With a wicked snow storm assailing our eastern coast in the U.S. and the ground in the Midwest converted to a frozen tundra, not to mention the air that turns boogers to icicles, the urge to leave one's home for anything has dwindled away to not very great at all. It is the time of private yoga once again.
My favorite online, free resource for yoga video workouts of all levels: Do Yoga With Me
See below for how to use a yoga video.
You don't necessarily need a season for a yoga home practice, but for me, this is when it all begins again each year.
Cate is back in college and my husband is enjoying his winter bike rides too much, so it was down to just me this week. I made it to the gym Monday. That's it. On Tuesday, I did a power yoga workout that I like very much: https://www.doyogawithme.com/content/rise-and-shine. It is a busy day favorite, as the whole thing takes 35 minutes, but it is hard! I could feel it in my shoulders and back all day. Wednesday, I resolved to do a longer workout, but in the end, I had only time to jump on the mini-trampoline for 15 minutes before running out the door. Court in Illinois in the morning, another work appointment in Iowa 30 miles away in the afternoon. On the upside, I listened to chapters and chapters of a Philippa Gregory novel in the car that day; "The Taming of the Queen," which was excellent, much better than the "White, Red Queen" series.
Thursday, I did only a beginner, stretching workout, which was just what I needed, but on Friday, I finally had some morning time and I made my (interrupted) way through an hour and a half of yoga. It got the day off to a marvelous start. Your level or experience is immaterial for reaping the benefits of exercise, in particular for yoga, but the more you practice, the more you will get from it.
How to use a yoga video:
1) Watch through it first before doing it. (Yes, this is like knitting a swatch for knitters, some will follow the advice, some will jump right in. If you fall in the latter, less patient category, at least be careful on the first time through a new workout.)

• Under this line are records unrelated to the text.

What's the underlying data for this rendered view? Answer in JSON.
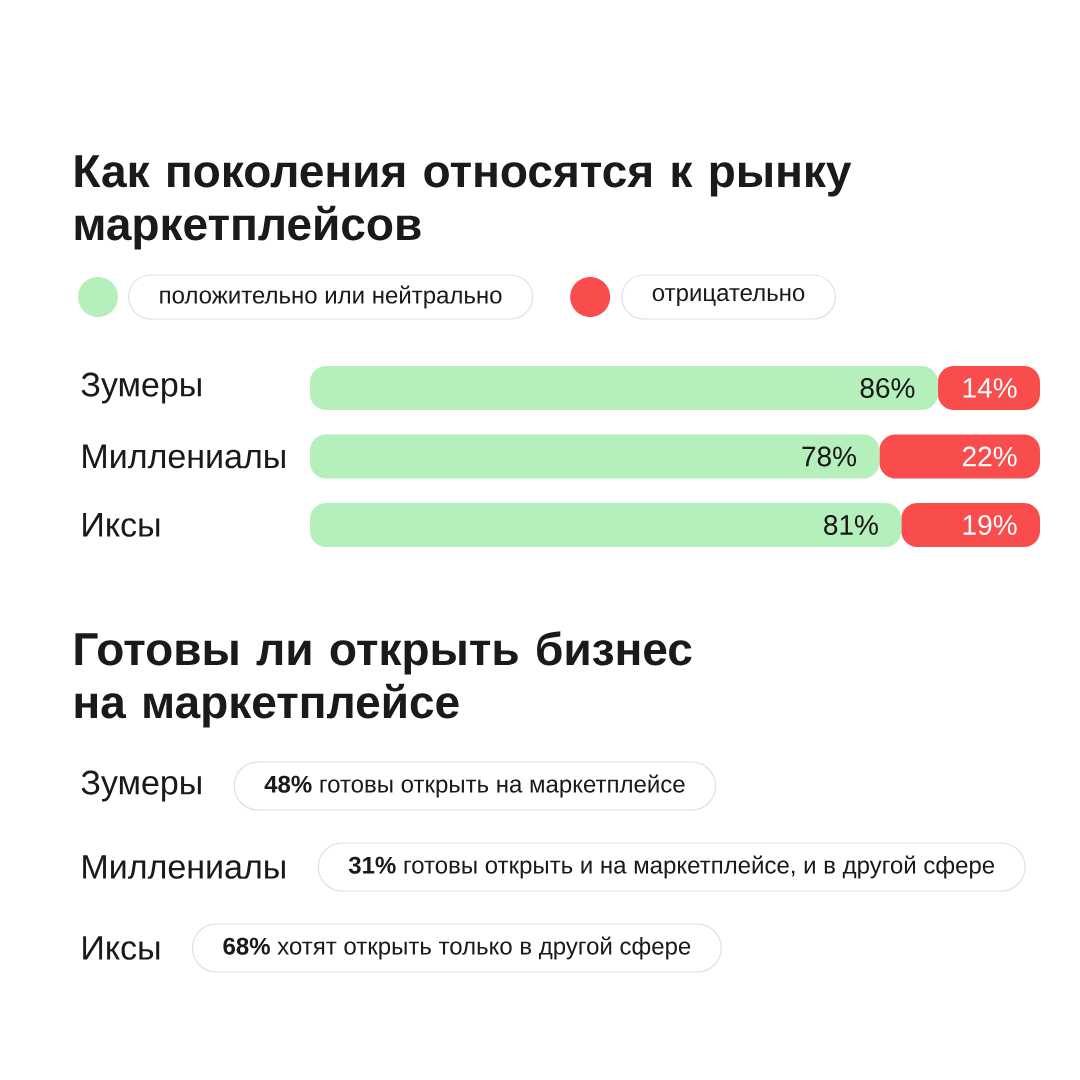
{
  "chart_data": [
    {
      "type": "bar",
      "orientation": "horizontal",
      "stacked": true,
      "title": "Как поколения относятся к рынку маркетплейсов",
      "categories": [
        "Зумеры",
        "Миллениалы",
        "Иксы"
      ],
      "series": [
        {
          "name": "положительно или нейтрально",
          "color": "#b5efbb",
          "values": [
            86,
            78,
            81
          ],
          "value_labels": [
            "86%",
            "78%",
            "81%"
          ]
        },
        {
          "name": "отрицательно",
          "color": "#f94c4c",
          "values": [
            14,
            22,
            19
          ],
          "value_labels": [
            "14%",
            "22%",
            "19%"
          ]
        }
      ],
      "tick_labels": "y",
      "legend": "top left"
    },
    {
      "type": "other",
      "title": "Готовы ли открыть бизнес на маркетплейсе",
      "categories": [
        "Зумеры",
        "Миллениалы",
        "Иксы"
      ],
      "annotations": [
        "**48%** готовы открыть на маркетплейсе",
        "**31%** готовы открыть и на маркетплейсе, и в другой сфере",
        "**68%** хотят открыть только в другой сфере"
      ]
    }
  ]
}
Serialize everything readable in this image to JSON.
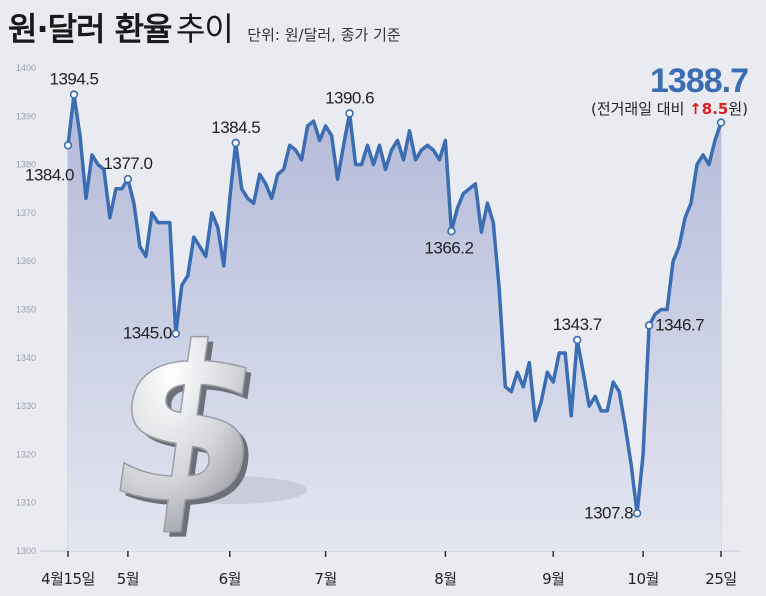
{
  "title": {
    "main": "원·달러 환율",
    "sub": "추이",
    "unit": "단위: 원/달러, 종가 기준"
  },
  "latest": {
    "value": "1388.7",
    "change_prefix": "(전거래일 대비 ",
    "change_arrow": "↑",
    "change_value": "8.5",
    "change_suffix": "원)"
  },
  "colors": {
    "line": "#3b6db3",
    "fill_top": "#b2b9d8",
    "fill_bottom": "#e3e6f0",
    "background": "#e9ebf1",
    "up": "#d81e1e",
    "gridline": "#c2c7d6"
  },
  "decoration": {
    "icon": "dollar-sign-icon"
  },
  "chart_data": {
    "type": "area",
    "ylim": [
      1300,
      1400
    ],
    "yticks": [
      1300,
      1310,
      1320,
      1330,
      1340,
      1350,
      1360,
      1370,
      1380,
      1390,
      1400
    ],
    "xtick_labels": [
      "4월15일",
      "5월",
      "6월",
      "7월",
      "8월",
      "9월",
      "10월",
      "25일"
    ],
    "xtick_index": [
      0,
      10,
      27,
      43,
      63,
      81,
      96,
      109
    ],
    "grid": "vertical at month ticks",
    "series": [
      {
        "values": [
          1384.0,
          1394.5,
          1386.0,
          1373.0,
          1382.0,
          1380.0,
          1379.0,
          1369.0,
          1375.0,
          1375.0,
          1377.0,
          1372.0,
          1363.0,
          1361.0,
          1370.0,
          1368.0,
          1368.0,
          1368.0,
          1345.0,
          1355.0,
          1357.0,
          1365.0,
          1363.0,
          1361.0,
          1370.0,
          1367.0,
          1359.0,
          1373.0,
          1384.5,
          1375.0,
          1373.0,
          1372.0,
          1378.0,
          1376.0,
          1373.0,
          1378.0,
          1379.0,
          1384.0,
          1383.0,
          1381.0,
          1388.0,
          1389.0,
          1385.0,
          1388.0,
          1386.0,
          1377.0,
          1384.0,
          1390.6,
          1380.0,
          1380.0,
          1384.0,
          1380.0,
          1384.0,
          1379.0,
          1383.0,
          1385.0,
          1381.0,
          1387.0,
          1381.0,
          1383.0,
          1384.0,
          1383.0,
          1381.0,
          1385.0,
          1366.2,
          1371.0,
          1374.0,
          1375.0,
          1376.0,
          1366.0,
          1372.0,
          1368.0,
          1354.0,
          1334.0,
          1333.0,
          1337.0,
          1334.0,
          1339.0,
          1327.0,
          1331.0,
          1337.0,
          1335.0,
          1341.0,
          1341.0,
          1328.0,
          1343.7,
          1337.0,
          1330.0,
          1332.0,
          1329.0,
          1329.0,
          1335.0,
          1333.0,
          1326.0,
          1318.0,
          1307.8,
          1320.0,
          1346.7,
          1349.0,
          1350.0,
          1350.0,
          1360.0,
          1363.0,
          1369.0,
          1372.0,
          1380.0,
          1382.0,
          1380.0,
          1385.0,
          1388.7
        ]
      }
    ],
    "annotations": [
      {
        "label": "1394.5",
        "index": 1,
        "pos": "above"
      },
      {
        "label": "1384.0",
        "index": 0,
        "pos": "left"
      },
      {
        "label": "1377.0",
        "index": 10,
        "pos": "above"
      },
      {
        "label": "1345.0",
        "index": 18,
        "pos": "left"
      },
      {
        "label": "1384.5",
        "index": 28,
        "pos": "above"
      },
      {
        "label": "1390.6",
        "index": 47,
        "pos": "above"
      },
      {
        "label": "1366.2",
        "index": 64,
        "pos": "below"
      },
      {
        "label": "1343.7",
        "index": 85,
        "pos": "above"
      },
      {
        "label": "1307.8",
        "index": 95,
        "pos": "left"
      },
      {
        "label": "1346.7",
        "index": 97,
        "pos": "right"
      }
    ]
  }
}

2) Try it without watching, but just listening, once you have seen it. You can keep the computer near you, but focusing on the words is more like a class and it allows you to concentrate on your own body and breath.
3) If you are home and it is not the middle of the blasted night, expect interruptions. Make this acceptance part of your practice and try to breathe through the requests; for a signature on a permission form that could have been done last night, last week, last year, or the sweater that really IS hanging on the drying rack in the basement, as only you can demonstrate by running your bare feet down the freezing cold steps to snatch it and bring the blessed thing back up the steps. or: "Yes, I will call the eye doctor to see if your glasses are in." Treat these as you would thoughts that you acknowledge and let go of.
4) Try one, and if it is not for you, try another. Don't give up. Sometimes there will be poses or sequences that are not possible for you today. This may change over time. You will become more flexible day by day and month by month. Try to go through the whole workout anyway, the rest of it may be just what you needed.
5) Remember, yoga is really a way to focus your breathing by getting into a pose that allows for meditation. This, in turn, promotes a healthy mind and body. Breathe. Let go of thoughts, anxieties and external necessities during your session. Treat it as a time devoted to nothing but yoga, nothing but breathing into a better you.
6) If you are looking for simplest of simple, spend half an hour going from down dog to child's pose. You will glean the same rewards as a complicated series of poses without thinking about new positions. Those are the basics, the rest are ways of mixing it up, like "Do, a Deer," medley in the Sound of Music. (Sorry, I made the family watch it with me for my birthday, but I promise no more references to it in my writing. Adieu, auf wiedersehen.